Rep. Tommy Benton (R-Jefferson) is seeking to expand a 2006 law that already permits the passage from the Old Testament to be displayed in judicial buildings and courthouses when accompanied by other historical documents deemed to have influenced the U.S. legal system. Georgia lawmakers passed that original law one year after the U.S. Supreme Court in 2005 struck down Commandment displays in two Kentucky courthouses, ruling they appeared to be a government endorsement of Christianity.
His latest bill passed by a vote of 161-0 and now heads to the state Senate. It has few vocal opponents and a strong chance of passing in a Bible Belt legislature.

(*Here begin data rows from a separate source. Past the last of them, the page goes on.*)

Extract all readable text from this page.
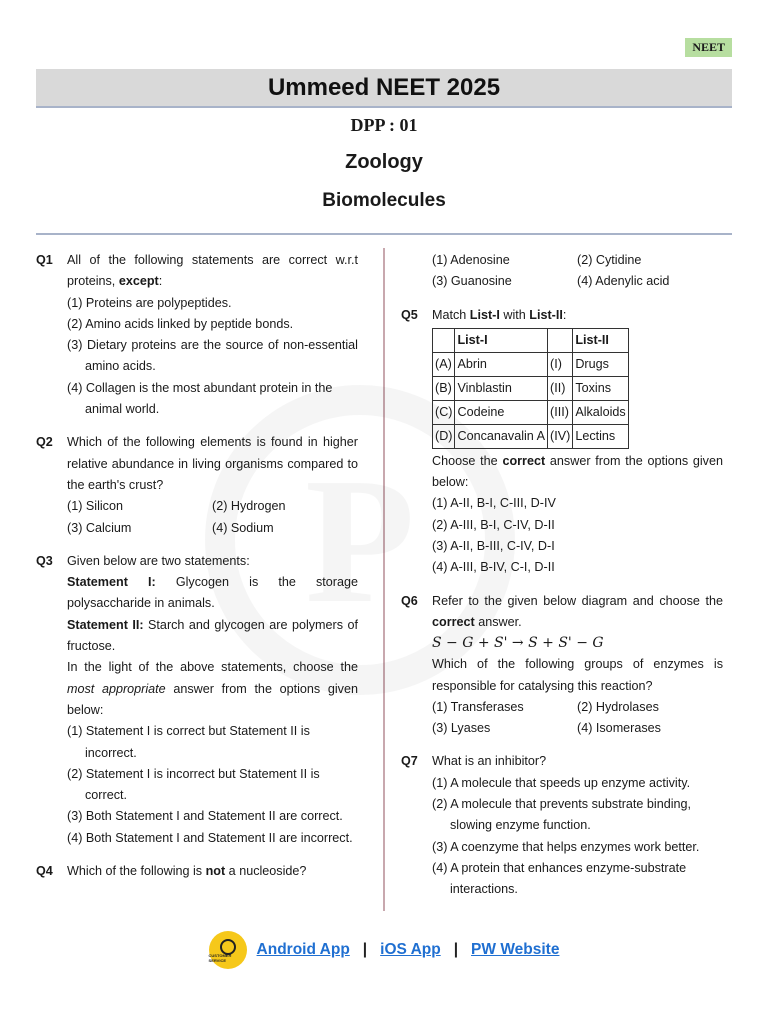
NEET
Ummeed NEET 2025
DPP : 01
Zoology
Biomolecules
Q1	All of the following statements are correct w.r.t proteins, except:
(1) Proteins are polypeptides.
(2) Amino acids linked by peptide bonds.
(3) Dietary proteins are the source of non-essential amino acids.
(4) Collagen is the most abundant protein in the animal world.
Q2	Which of the following elements is found in higher relative abundance in living organisms compared to the earth's crust?
(1) Silicon	(2) Hydrogen
(3) Calcium	(4) Sodium
Q3	Given below are two statements:
Statement I: Glycogen is the storage polysaccharide in animals.
Statement II: Starch and glycogen are polymers of fructose.
In the light of the above statements, choose the most appropriate answer from the options given below:
(1) Statement I is correct but Statement II is incorrect.
(2) Statement I is incorrect but Statement II is correct.
(3) Both Statement I and Statement II are correct.
(4) Both Statement I and Statement II are incorrect.
Q4	Which of the following is not a nucleoside?
(1) Adenosine	(2) Cytidine
(3) Guanosine	(4) Adenylic acid
Q5	Match List-I with List-II:
	List-I		List-II
(A)	Abrin	(I)	Drugs
(B)	Vinblastin	(II)	Toxins
(C)	Codeine	(III)	Alkaloids
(D)	Concanavalin A	(IV)	Lectins
Choose the correct answer from the options given below:
(1) A-II, B-I, C-III, D-IV
(2) A-III, B-I, C-IV, D-II
(3) A-II, B-III, C-IV, D-I
(4) A-III, B-IV, C-I, D-II
Q6	Refer to the given below diagram and choose the correct answer.
S − G + S' → S + S' − G
Which of the following groups of enzymes is responsible for catalysing this reaction?
(1) Transferases	(2) Hydrolases
(3) Lyases	(4) Isomerases
Q7	What is an inhibitor?
(1) A molecule that speeds up enzyme activity.
(2) A molecule that prevents substrate binding, slowing enzyme function.
(3) A coenzyme that helps enzymes work better.
(4) A protein that enhances enzyme-substrate interactions.
CUSTOMER SERVICE
Android App | iOS App | PW Website
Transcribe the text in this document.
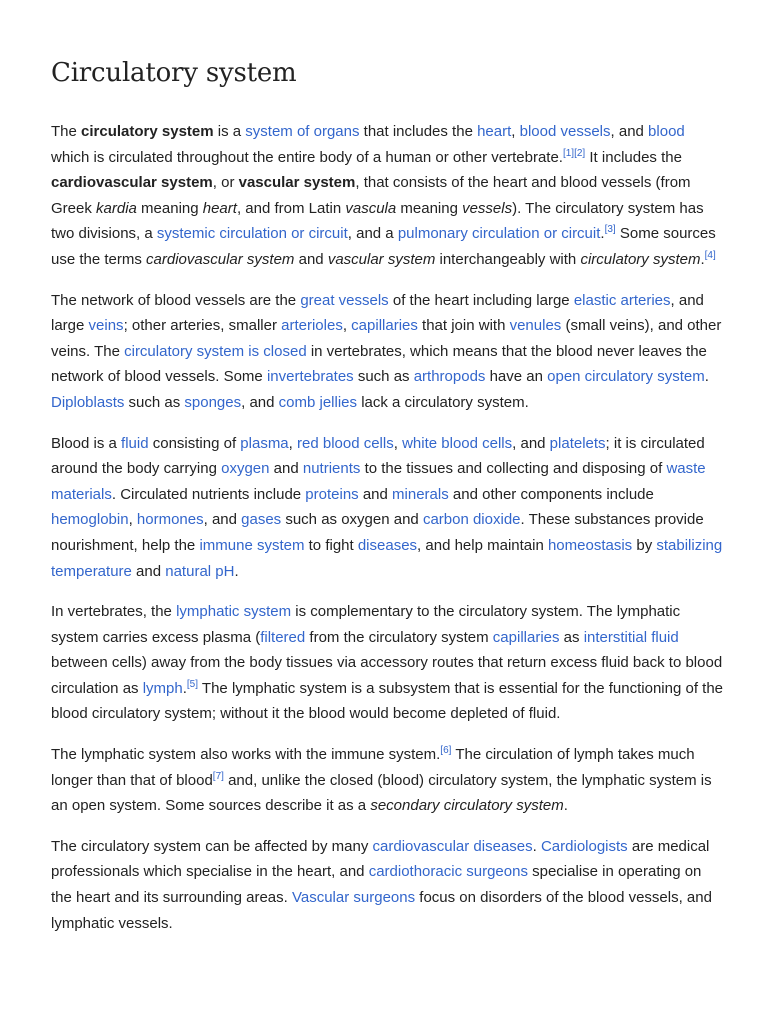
Circulatory system

The circulatory system is a system of organs that includes the heart, blood vessels, and blood which is circulated throughout the entire body of a human or other vertebrate.[1][2] It includes the cardiovascular system, or vascular system, that consists of the heart and blood vessels (from Greek kardia meaning heart, and from Latin vascula meaning vessels). The circulatory system has two divisions, a systemic circulation or circuit, and a pulmonary circulation or circuit.[3] Some sources use the terms cardiovascular system and vascular system interchangeably with circulatory system.[4]

The network of blood vessels are the great vessels of the heart including large elastic arteries, and large veins; other arteries, smaller arterioles, capillaries that join with venules (small veins), and other veins. The circulatory system is closed in vertebrates, which means that the blood never leaves the network of blood vessels. Some invertebrates such as arthropods have an open circulatory system. Diploblasts such as sponges, and comb jellies lack a circulatory system.

Blood is a fluid consisting of plasma, red blood cells, white blood cells, and platelets; it is circulated around the body carrying oxygen and nutrients to the tissues and collecting and disposing of waste materials. Circulated nutrients include proteins and minerals and other components include hemoglobin, hormones, and gases such as oxygen and carbon dioxide. These substances provide nourishment, help the immune system to fight diseases, and help maintain homeostasis by stabilizing temperature and natural pH.

In vertebrates, the lymphatic system is complementary to the circulatory system. The lymphatic system carries excess plasma (filtered from the circulatory system capillaries as interstitial fluid between cells) away from the body tissues via accessory routes that return excess fluid back to blood circulation as lymph.[5] The lymphatic system is a subsystem that is essential for the functioning of the blood circulatory system; without it the blood would become depleted of fluid.

The lymphatic system also works with the immune system.[6] The circulation of lymph takes much longer than that of blood[7] and, unlike the closed (blood) circulatory system, the lymphatic system is an open system. Some sources describe it as a secondary circulatory system.

The circulatory system can be affected by many cardiovascular diseases. Cardiologists are medical professionals which specialise in the heart, and cardiothoracic surgeons specialise in operating on the heart and its surrounding areas. Vascular surgeons focus on disorders of the blood vessels, and lymphatic vessels.
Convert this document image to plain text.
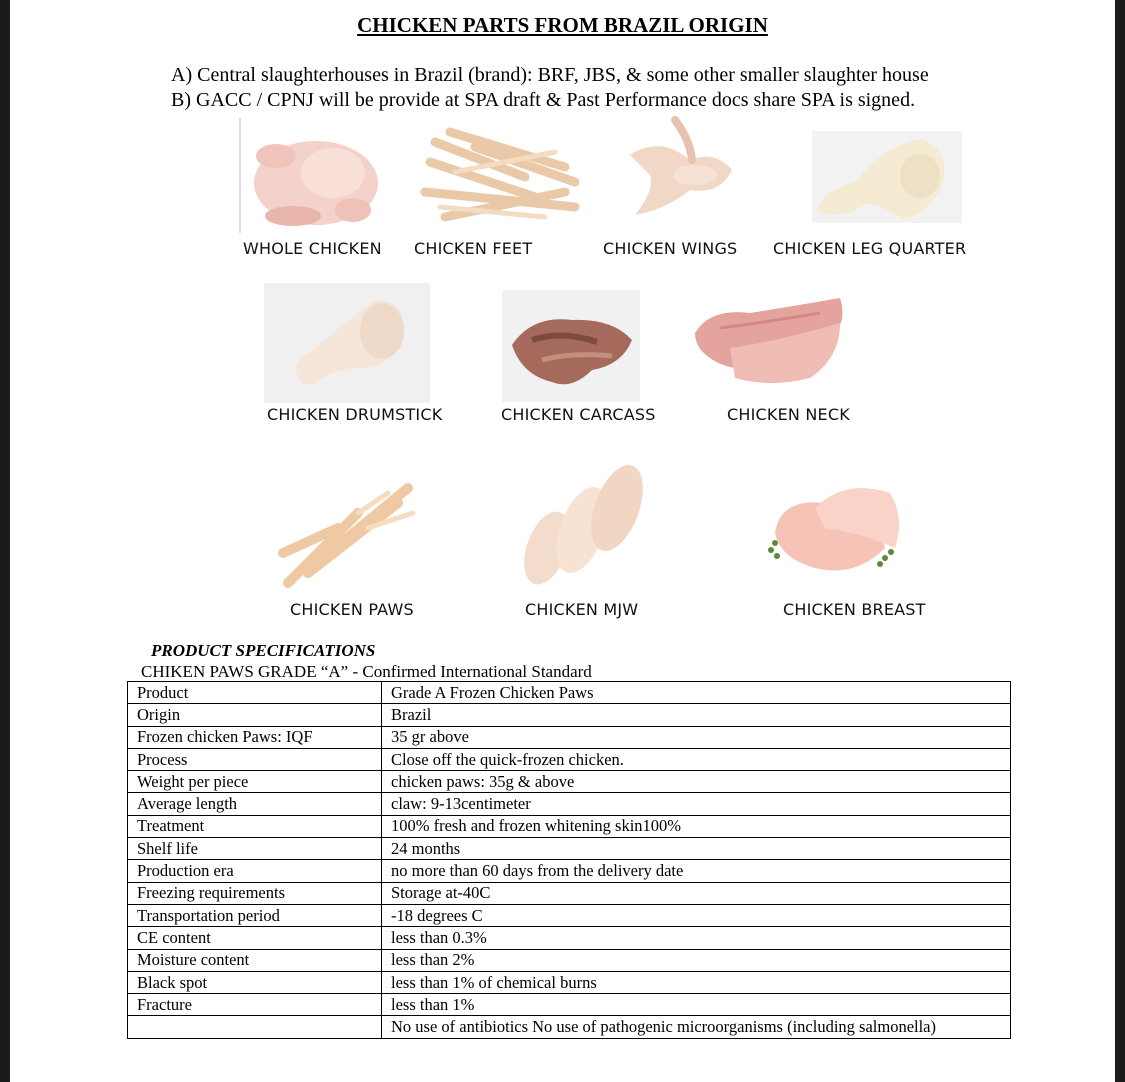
CHICKEN PARTS FROM BRAZIL ORIGIN
A) Central slaughterhouses in Brazil (brand): BRF, JBS, & some other smaller slaughter house
B) GACC / CPNJ will be provide at SPA draft & Past Performance docs share SPA is signed.
WHOLE CHICKEN CHICKEN FEET	CHICKEN WINGS CHICKEN LEG QUARTER
CHICKEN DRUMSTICK	CHICKEN CARCASS	CHICKEN NECK
CHICKEN PAWS	CHICKEN MJW	CHICKEN BREAST
PRODUCT SPECIFICATIONS
CHIKEN PAWS GRADE “A” - Confirmed International Standard
Product	Grade A Frozen Chicken Paws
Origin	Brazil
Frozen chicken Paws: IQF	35 gr above
Process	Close off the quick-frozen chicken.
Weight per piece	chicken paws: 35g & above
Average length	claw: 9-13centimeter
Treatment	100% fresh and frozen whitening skin100%
Shelf life	24 months
Production era	no more than 60 days from the delivery date
Freezing requirements	Storage at-40C
Transportation period	-18 degrees C
CE content	less than 0.3%
Moisture content	less than 2%
Black spot	less than 1% of chemical burns
Fracture	less than 1%
	No use of antibiotics No use of pathogenic microorganisms (including salmonella)
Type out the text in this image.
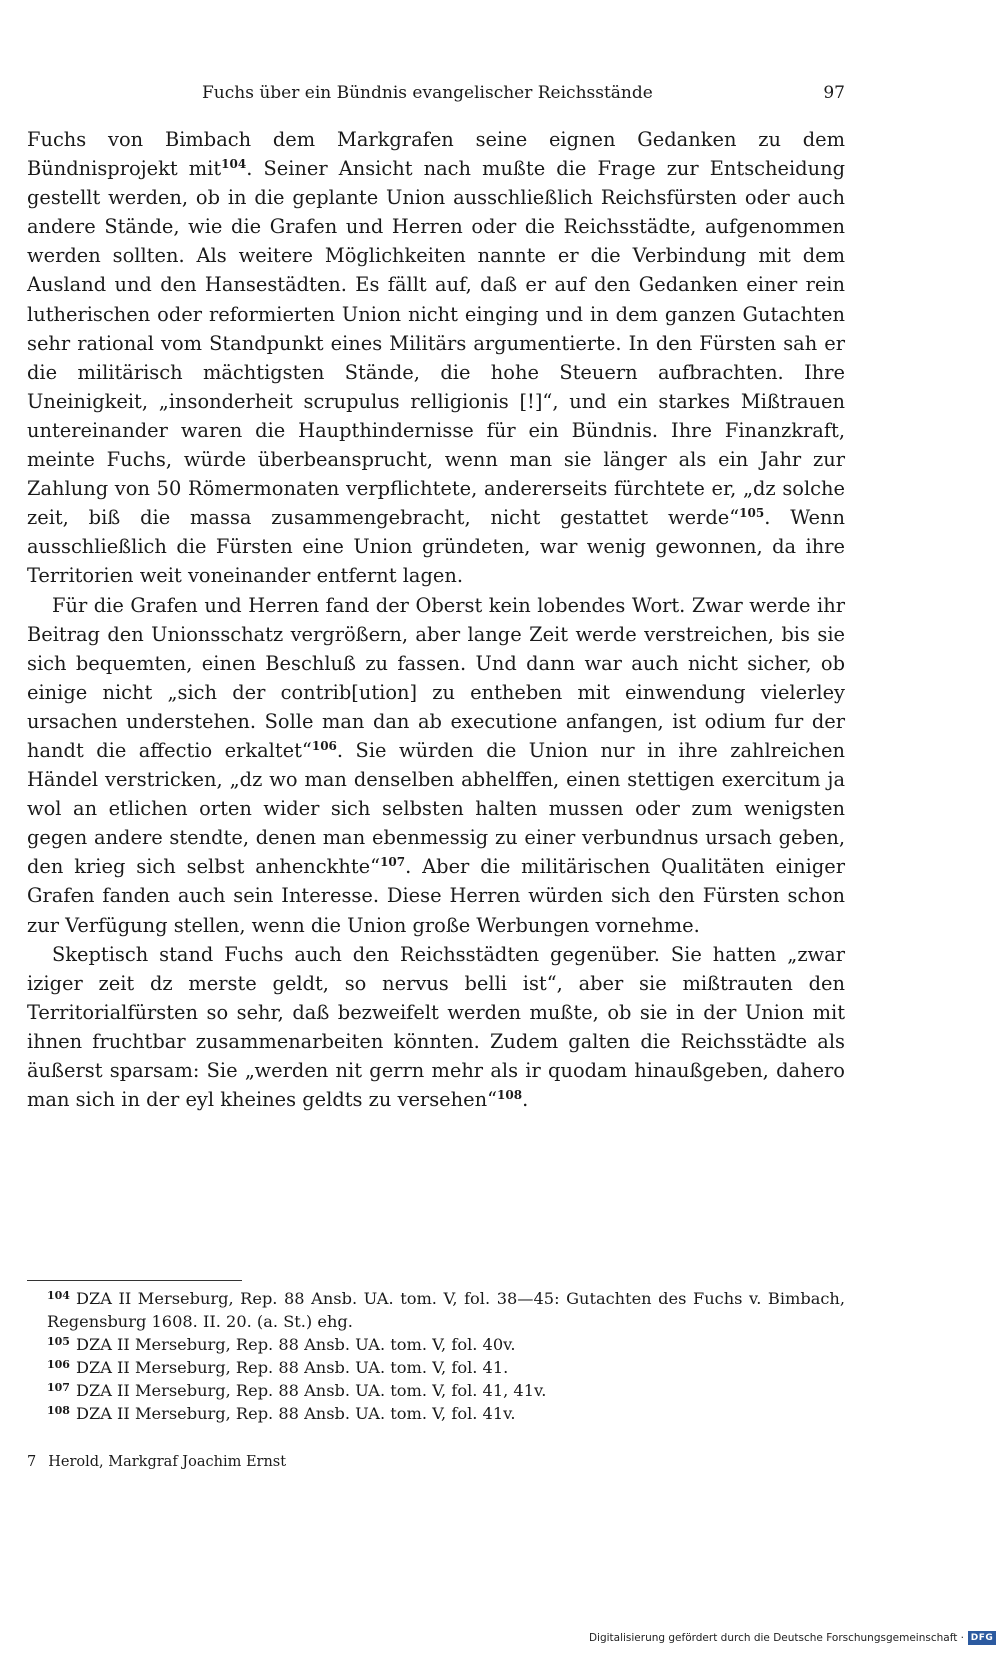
Fuchs über ein Bündnis evangelischer Reichsstände	97

Fuchs von Bimbach dem Markgrafen seine eignen Gedanken zu dem Bündnisprojekt mit$^{104}$. Seiner Ansicht nach mußte die Frage zur Entscheidung gestellt werden, ob in die geplante Union ausschließlich Reichsfürsten oder auch andere Stände, wie die Grafen und Herren oder die Reichsstädte, aufgenommen werden sollten. Als weitere Möglichkeiten nannte er die Verbindung mit dem Ausland und den Hansestädten. Es fällt auf, daß er auf den Gedanken einer rein lutherischen oder reformierten Union nicht einging und in dem ganzen Gutachten sehr rational vom Standpunkt eines Militärs argumentierte. In den Fürsten sah er die militärisch mächtigsten Stände, die hohe Steuern aufbrachten. Ihre Uneinigkeit, „insonderheit scrupulus relligionis [!]“, und ein starkes Mißtrauen untereinander waren die Haupthindernisse für ein Bündnis. Ihre Finanzkraft, meinte Fuchs, würde überbeansprucht, wenn man sie länger als ein Jahr zur Zahlung von 50 Römermonaten verpflichtete, andererseits fürchtete er, „dz solche zeit, biß die massa zusammengebracht, nicht gestattet werde“$^{105}$. Wenn ausschließlich die Fürsten eine Union gründeten, war wenig gewonnen, da ihre Territorien weit voneinander entfernt lagen.

Für die Grafen und Herren fand der Oberst kein lobendes Wort. Zwar werde ihr Beitrag den Unionsschatz vergrößern, aber lange Zeit werde verstreichen, bis sie sich bequemten, einen Beschluß zu fassen. Und dann war auch nicht sicher, ob einige nicht „sich der contrib[ution] zu entheben mit einwendung vielerley ursachen understehen. Solle man dan ab executione anfangen, ist odium fur der handt die affectio erkaltet“$^{106}$. Sie würden die Union nur in ihre zahlreichen Händel verstricken, „dz wo man denselben abhelffen, einen stettigen exercitum ja wol an etlichen orten wider sich selbsten halten mussen oder zum wenigsten gegen andere stendte, denen man ebenmessig zu einer verbundnus ursach geben, den krieg sich selbst anhenckhte“$^{107}$. Aber die militärischen Qualitäten einiger Grafen fanden auch sein Interesse. Diese Herren würden sich den Fürsten schon zur Verfügung stellen, wenn die Union große Werbungen vornehme.

Skeptisch stand Fuchs auch den Reichsstädten gegenüber. Sie hatten „zwar iziger zeit dz merste geldt, so nervus belli ist“, aber sie mißtrauten den Territorialfürsten so sehr, daß bezweifelt werden mußte, ob sie in der Union mit ihnen fruchtbar zusammenarbeiten könnten. Zudem galten die Reichsstädte als äußerst sparsam: Sie „werden nit gerrn mehr als ir quodam hinaußgeben, dahero man sich in der eyl kheines geldts zu versehen“$^{108}$.

$^{104}$ DZA II Merseburg, Rep. 88 Ansb. UA. tom. V, fol. 38—45: Gutachten des Fuchs v. Bimbach, Regensburg 1608. II. 20. (a. St.) ehg.
$^{105}$ DZA II Merseburg, Rep. 88 Ansb. UA. tom. V, fol. 40v.
$^{106}$ DZA II Merseburg, Rep. 88 Ansb. UA. tom. V, fol. 41.
$^{107}$ DZA II Merseburg, Rep. 88 Ansb. UA. tom. V, fol. 41, 41v.
$^{108}$ DZA II Merseburg, Rep. 88 Ansb. UA. tom. V, fol. 41v.
7 Herold, Markgraf Joachim Ernst
Digitalisierung gefördert durch die Deutsche Forschungsgemeinschaft · DFG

“If you look at the law of the United States, we have a lot of laws that are based on the Christian and Jewish Ten Commandments, so I felt that was a very appropriate item to be put in there,” Benton said.
His opponents argue the bill would allow the Ten Commandments to be posted in school buildings, an area where courts typically draw a sharper line in favor of the secular in disputes over church and state.
“There’s a faulty premise there and that is that The Ten Commandments has anything to do with the civil laws of the United States — it does not, of course,” said Barry Lynn, a Christian minister and the executive director of the Washington-based Americans United For Separation Of Church and State. “We don’t make it illegal to dishonor our mother and father. We don’t have blasphemy laws.”
Lynn predicted that expanding the displays could provoke a lawsuit. Lawyers for his group last year counted at least at least five other states — Missouri, Indiana, Kentucky, South Dakota and Oklahoma — that passed resolutions or laws promoting the display of the Commandments in public buildings.